For Paul Tremblay, the horror creeps out of the spaces between the explanations we craft to reconcile irrational occurrences. In his latest novel, Disappearance at Devil’s Rock, the unthinkable situation is the disappearance of a child. Teenage Tommy Sanderson sneaks off to a nearby state park to drink illicit beers with his friends, but vanishes into the woods. His nervous pals Josh and Luis phone Tommy’s mother, Elizabeth, in the middle of the night to ask if he happened to come back home—they haven’t seen him since he ran off into the darkness without a word.

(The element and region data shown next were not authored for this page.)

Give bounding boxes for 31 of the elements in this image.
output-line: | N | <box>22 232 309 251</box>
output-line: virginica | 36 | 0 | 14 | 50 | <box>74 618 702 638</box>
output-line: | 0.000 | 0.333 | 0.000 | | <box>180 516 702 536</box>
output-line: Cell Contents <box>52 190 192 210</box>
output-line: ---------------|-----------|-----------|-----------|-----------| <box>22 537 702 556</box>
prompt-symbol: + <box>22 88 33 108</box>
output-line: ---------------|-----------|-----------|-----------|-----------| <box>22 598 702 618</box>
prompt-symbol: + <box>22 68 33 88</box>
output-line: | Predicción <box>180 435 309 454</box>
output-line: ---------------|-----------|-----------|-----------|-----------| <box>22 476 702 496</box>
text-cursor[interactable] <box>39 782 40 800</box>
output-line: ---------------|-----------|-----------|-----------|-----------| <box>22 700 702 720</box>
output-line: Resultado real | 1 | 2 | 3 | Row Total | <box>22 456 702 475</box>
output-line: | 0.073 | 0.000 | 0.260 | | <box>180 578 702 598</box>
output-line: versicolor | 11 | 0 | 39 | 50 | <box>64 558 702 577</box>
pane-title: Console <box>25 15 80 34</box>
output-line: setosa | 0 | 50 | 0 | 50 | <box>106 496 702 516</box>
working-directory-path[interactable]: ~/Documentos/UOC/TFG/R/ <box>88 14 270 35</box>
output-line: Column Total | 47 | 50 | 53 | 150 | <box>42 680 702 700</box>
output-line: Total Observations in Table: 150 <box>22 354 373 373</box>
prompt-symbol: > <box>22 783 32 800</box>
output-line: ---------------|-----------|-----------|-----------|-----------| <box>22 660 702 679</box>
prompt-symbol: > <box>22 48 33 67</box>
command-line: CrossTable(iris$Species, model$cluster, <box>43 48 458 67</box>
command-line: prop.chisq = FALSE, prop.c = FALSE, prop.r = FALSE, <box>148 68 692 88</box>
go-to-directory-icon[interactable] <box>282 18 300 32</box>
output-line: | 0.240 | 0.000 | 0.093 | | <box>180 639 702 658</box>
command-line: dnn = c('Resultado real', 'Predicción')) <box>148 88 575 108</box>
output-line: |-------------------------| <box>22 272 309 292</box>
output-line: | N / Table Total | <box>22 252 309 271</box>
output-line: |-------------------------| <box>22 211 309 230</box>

The novel begins as a missing-child narrative dealing in tropes familiar from both brooding thrillers and those pathos-drenched Oprah Book Club selections of yore: the calm but stern detective trying to navigate through a fog of misinformation; the bustling makeshift headquarters where volunteers form search parties; a carrion-scavenger flock of cameramen and reporters; stunned family members sorting through the detritus of a vacant bedroom and blaming themselves.

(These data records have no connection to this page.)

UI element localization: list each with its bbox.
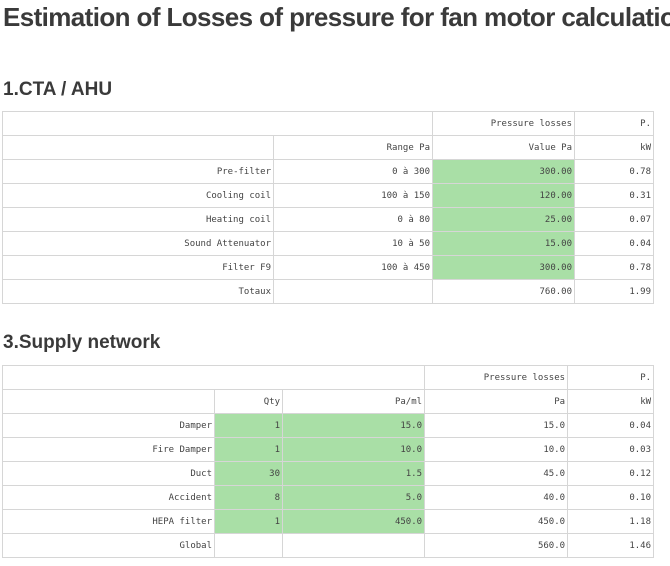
qty-input-cell[interactable]: 1 [214, 437, 283, 462]
table-row: Cooling coil 100 à 150 120.00 0.31 [2, 183, 654, 208]
value-header: Value Pa [432, 135, 575, 160]
table-row: Sound Attenuator 10 à 50 15.00 0.04 [2, 231, 654, 256]
header-blank-cell [2, 389, 215, 414]
header-blank-cell [2, 111, 433, 136]
supply-network-table: Pressure losses P. Qty Pa/ml Pa kW Dampe… [1, 365, 655, 558]
component-name: Heating coil [2, 207, 274, 232]
power-cell: 0.10 [567, 485, 655, 510]
section-title-cta-ahu: 1.CTA / AHU [3, 79, 113, 100]
range-cell: 10 à 50 [273, 231, 433, 256]
pa-cell: 40.0 [424, 485, 569, 510]
qty-input-cell[interactable]: 30 [214, 461, 283, 486]
component-name: Duct [2, 461, 215, 486]
ahu-pressure-losses-table: Pressure losses P. Range Pa Value Pa kW … [2, 111, 654, 304]
power-cell: 0.07 [574, 207, 654, 232]
total-label: Totaux [2, 279, 274, 304]
power-cell: 0.78 [574, 159, 654, 184]
table-row: Accident 8 5.0 40.0 0.10 [2, 485, 655, 510]
table-row: Duct 30 1.5 45.0 0.12 [2, 461, 655, 486]
table-row: Heating coil 0 à 80 25.00 0.07 [2, 207, 654, 232]
pa-cell: 45.0 [424, 461, 569, 486]
table-row: Damper 1 15.0 15.0 0.04 [2, 413, 655, 438]
component-name: Accident [2, 485, 215, 510]
power-cell: 0.78 [574, 255, 654, 280]
power-cell: 1.18 [567, 509, 655, 534]
qty-header: Qty [214, 389, 283, 414]
pa-per-ml-input-cell[interactable]: 1.5 [281, 461, 426, 486]
pa-per-ml-header: Pa/ml [281, 389, 426, 414]
total-power: 1.99 [574, 279, 654, 304]
qty-input-cell[interactable]: 8 [214, 485, 283, 510]
power-cell: 0.31 [574, 183, 654, 208]
header-blank-cell [2, 135, 274, 160]
value-input-cell[interactable]: 120.00 [432, 183, 575, 208]
pa-cell: 450.0 [424, 509, 569, 534]
value-input-cell[interactable]: 25.00 [432, 207, 575, 232]
component-name: Filter F9 [2, 255, 274, 280]
power-cell: 0.04 [567, 413, 655, 438]
table-subheader-row: Range Pa Value Pa kW [2, 135, 654, 160]
empty-cell [214, 533, 283, 558]
table-row: Fire Damper 1 10.0 10.0 0.03 [2, 437, 655, 462]
table-row: HEPA filter 1 450.0 450.0 1.18 [2, 509, 655, 534]
component-name: Cooling coil [2, 183, 274, 208]
qty-input-cell[interactable]: 1 [214, 509, 283, 534]
pa-cell: 15.0 [424, 413, 569, 438]
power-cell: 0.12 [567, 461, 655, 486]
unit-header: kW [574, 135, 654, 160]
table-subheader-row: Qty Pa/ml Pa kW [2, 389, 655, 414]
range-cell: 0 à 80 [273, 207, 433, 232]
pressure-losses-header: Pressure losses [424, 365, 569, 390]
pa-header: Pa [424, 389, 569, 414]
range-cell: 100 à 150 [273, 183, 433, 208]
total-power: 1.46 [567, 533, 655, 558]
page-title: Estimation of Losses of pressure for fan… [3, 2, 670, 32]
empty-cell [273, 279, 433, 304]
range-cell: 0 à 300 [273, 159, 433, 184]
empty-cell [281, 533, 426, 558]
pa-cell: 10.0 [424, 437, 569, 462]
table-row: Pre-filter 0 à 300 300.00 0.78 [2, 159, 654, 184]
pa-per-ml-input-cell[interactable]: 15.0 [281, 413, 426, 438]
qty-input-cell[interactable]: 1 [214, 413, 283, 438]
total-label: Global [2, 533, 215, 558]
total-value: 760.00 [432, 279, 575, 304]
power-header: P. [567, 365, 655, 390]
header-blank-cell [1, 365, 426, 390]
section-title-supply-network: 3.Supply network [3, 332, 161, 353]
component-name: Fire Damper [2, 437, 215, 462]
power-cell: 0.04 [574, 231, 654, 256]
component-name: HEPA filter [2, 509, 215, 534]
pa-per-ml-input-cell[interactable]: 10.0 [281, 437, 426, 462]
total-row: Global 560.0 1.46 [2, 533, 655, 558]
power-header: P. [574, 111, 654, 136]
value-input-cell[interactable]: 300.00 [432, 255, 575, 280]
component-name: Sound Attenuator [2, 231, 274, 256]
unit-header: kW [567, 389, 655, 414]
component-name: Damper [2, 413, 215, 438]
table-header-row: Pressure losses P. [2, 111, 654, 136]
pa-per-ml-input-cell[interactable]: 5.0 [281, 485, 426, 510]
table-header-row: Pressure losses P. [1, 365, 655, 390]
range-header: Range Pa [273, 135, 433, 160]
pa-per-ml-input-cell[interactable]: 450.0 [281, 509, 426, 534]
component-name: Pre-filter [2, 159, 274, 184]
table-row: Filter F9 100 à 450 300.00 0.78 [2, 255, 654, 280]
value-input-cell[interactable]: 15.00 [432, 231, 575, 256]
power-cell: 0.03 [567, 437, 655, 462]
total-pa: 560.0 [424, 533, 569, 558]
total-row: Totaux 760.00 1.99 [2, 279, 654, 304]
range-cell: 100 à 450 [273, 255, 433, 280]
pressure-losses-header: Pressure losses [432, 111, 575, 136]
value-input-cell[interactable]: 300.00 [432, 159, 575, 184]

Tremblay’s deft exploration of the maddening nature of uncertainty distinguishes the book from standard fare, though. The increasing pressure of doubt pushes otherwise pragmatic characters to embrace rumor and superstition. Frustratingly fragmentary bits of information compel Elizabeth to explore her darkest imaginings. There are Tommy’s diary pages, which continue mysteriously appearing two and three at a time on the living room floor, and rumors of a shadowy figure seen lurking around the neighborhood—one she strains to connect to a wilting phantom she might have seen one night in a dark corner of her bedroom, a spectral shadow that look awfully like the missing Tommy.

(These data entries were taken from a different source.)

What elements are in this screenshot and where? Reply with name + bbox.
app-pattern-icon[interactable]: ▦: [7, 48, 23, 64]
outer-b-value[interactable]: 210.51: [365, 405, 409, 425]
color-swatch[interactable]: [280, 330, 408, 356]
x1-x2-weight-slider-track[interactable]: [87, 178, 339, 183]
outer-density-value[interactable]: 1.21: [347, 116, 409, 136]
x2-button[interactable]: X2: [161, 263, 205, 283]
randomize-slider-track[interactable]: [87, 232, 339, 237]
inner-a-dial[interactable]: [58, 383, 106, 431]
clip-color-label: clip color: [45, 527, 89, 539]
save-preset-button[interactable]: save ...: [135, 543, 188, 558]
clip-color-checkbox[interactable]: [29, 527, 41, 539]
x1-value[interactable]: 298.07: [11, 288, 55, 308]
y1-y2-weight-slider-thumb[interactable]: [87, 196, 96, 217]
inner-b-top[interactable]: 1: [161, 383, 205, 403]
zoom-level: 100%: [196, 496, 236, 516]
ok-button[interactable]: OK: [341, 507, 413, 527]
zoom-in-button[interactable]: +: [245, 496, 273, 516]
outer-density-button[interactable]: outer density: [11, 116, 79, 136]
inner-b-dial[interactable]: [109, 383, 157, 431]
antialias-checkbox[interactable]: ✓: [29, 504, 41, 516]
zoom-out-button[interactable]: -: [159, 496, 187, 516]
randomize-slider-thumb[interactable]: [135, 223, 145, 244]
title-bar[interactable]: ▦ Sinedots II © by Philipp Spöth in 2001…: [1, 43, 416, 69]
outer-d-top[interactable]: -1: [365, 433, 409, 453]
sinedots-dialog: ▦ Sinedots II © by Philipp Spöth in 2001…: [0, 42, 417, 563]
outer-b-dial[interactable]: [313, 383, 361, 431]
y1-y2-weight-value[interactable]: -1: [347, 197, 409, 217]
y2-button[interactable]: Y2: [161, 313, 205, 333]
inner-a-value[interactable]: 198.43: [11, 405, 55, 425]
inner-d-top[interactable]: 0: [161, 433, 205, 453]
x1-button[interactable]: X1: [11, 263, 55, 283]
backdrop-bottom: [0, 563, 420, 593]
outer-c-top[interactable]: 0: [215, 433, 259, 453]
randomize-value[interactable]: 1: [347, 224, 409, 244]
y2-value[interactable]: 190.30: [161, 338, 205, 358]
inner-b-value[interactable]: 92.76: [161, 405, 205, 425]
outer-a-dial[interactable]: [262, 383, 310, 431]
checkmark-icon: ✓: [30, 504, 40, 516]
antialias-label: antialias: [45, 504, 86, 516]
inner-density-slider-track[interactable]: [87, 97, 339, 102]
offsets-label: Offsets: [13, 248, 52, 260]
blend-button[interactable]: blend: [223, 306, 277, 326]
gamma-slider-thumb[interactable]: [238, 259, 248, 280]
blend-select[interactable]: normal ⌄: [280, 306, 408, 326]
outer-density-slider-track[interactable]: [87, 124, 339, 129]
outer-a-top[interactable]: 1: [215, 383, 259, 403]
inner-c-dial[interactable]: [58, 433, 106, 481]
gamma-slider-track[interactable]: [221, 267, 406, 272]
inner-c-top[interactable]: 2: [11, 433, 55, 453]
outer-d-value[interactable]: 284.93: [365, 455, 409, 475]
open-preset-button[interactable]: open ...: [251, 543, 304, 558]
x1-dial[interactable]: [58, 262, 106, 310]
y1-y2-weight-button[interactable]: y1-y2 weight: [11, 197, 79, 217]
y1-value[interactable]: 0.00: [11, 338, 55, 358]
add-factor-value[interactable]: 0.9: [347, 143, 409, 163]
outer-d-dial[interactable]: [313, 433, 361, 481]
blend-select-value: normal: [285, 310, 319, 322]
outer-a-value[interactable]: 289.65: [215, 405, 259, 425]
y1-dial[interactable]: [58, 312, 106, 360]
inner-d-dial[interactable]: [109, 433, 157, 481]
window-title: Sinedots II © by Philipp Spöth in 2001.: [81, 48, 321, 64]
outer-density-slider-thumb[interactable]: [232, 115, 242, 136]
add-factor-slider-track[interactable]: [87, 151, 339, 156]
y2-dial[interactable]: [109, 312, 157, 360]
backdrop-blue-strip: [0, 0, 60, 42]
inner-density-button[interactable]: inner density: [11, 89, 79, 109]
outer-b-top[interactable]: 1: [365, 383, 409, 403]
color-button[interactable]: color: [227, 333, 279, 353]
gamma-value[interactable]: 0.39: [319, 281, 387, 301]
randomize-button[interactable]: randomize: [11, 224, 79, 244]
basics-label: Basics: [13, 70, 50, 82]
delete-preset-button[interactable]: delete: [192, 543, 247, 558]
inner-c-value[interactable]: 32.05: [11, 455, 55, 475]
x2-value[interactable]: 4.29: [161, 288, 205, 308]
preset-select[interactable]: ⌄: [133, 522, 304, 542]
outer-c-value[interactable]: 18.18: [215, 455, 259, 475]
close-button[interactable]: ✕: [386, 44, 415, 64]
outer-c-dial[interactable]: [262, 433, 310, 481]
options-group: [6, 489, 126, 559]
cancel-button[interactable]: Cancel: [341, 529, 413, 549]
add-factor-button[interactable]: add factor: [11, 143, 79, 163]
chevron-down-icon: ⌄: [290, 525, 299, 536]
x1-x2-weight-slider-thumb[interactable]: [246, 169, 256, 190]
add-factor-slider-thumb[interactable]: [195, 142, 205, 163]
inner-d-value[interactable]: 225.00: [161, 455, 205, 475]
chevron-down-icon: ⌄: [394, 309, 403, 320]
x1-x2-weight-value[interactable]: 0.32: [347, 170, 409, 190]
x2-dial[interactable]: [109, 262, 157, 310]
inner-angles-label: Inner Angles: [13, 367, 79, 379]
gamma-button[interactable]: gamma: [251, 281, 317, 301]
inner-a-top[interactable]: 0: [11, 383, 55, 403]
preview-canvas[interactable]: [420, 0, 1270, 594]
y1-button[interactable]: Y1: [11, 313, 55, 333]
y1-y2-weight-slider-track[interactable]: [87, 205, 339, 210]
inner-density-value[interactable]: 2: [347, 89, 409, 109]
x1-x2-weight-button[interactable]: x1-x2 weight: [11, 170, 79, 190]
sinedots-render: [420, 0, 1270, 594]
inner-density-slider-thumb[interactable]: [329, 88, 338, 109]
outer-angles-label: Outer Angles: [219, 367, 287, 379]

The author torments his characters with the terrible weight of his questions, but ultimately he doesn’t skimp on the answers. As with his last novel—the exceptional Head Full of Ghosts, one of the best horror novels of the last couple decades—Tremblay is adept at knowing just how much to reveal so as to retain the essential mystery of the unknown without being vague or coy. In doing so, he achieves the disorienting effect of looping the reader into the same confounded paranoia from which the characters suffer. Without ever explicitly inviting the reader to make a leap of logic, he tricks us into doing it voluntarily. Like the great Shirley Jackson or, more recently, Brian Evenson, Tremblay is able to inspire the kind of dreadful doubt of our own perceptions that lingers, the shadow of a doubt that won’t die.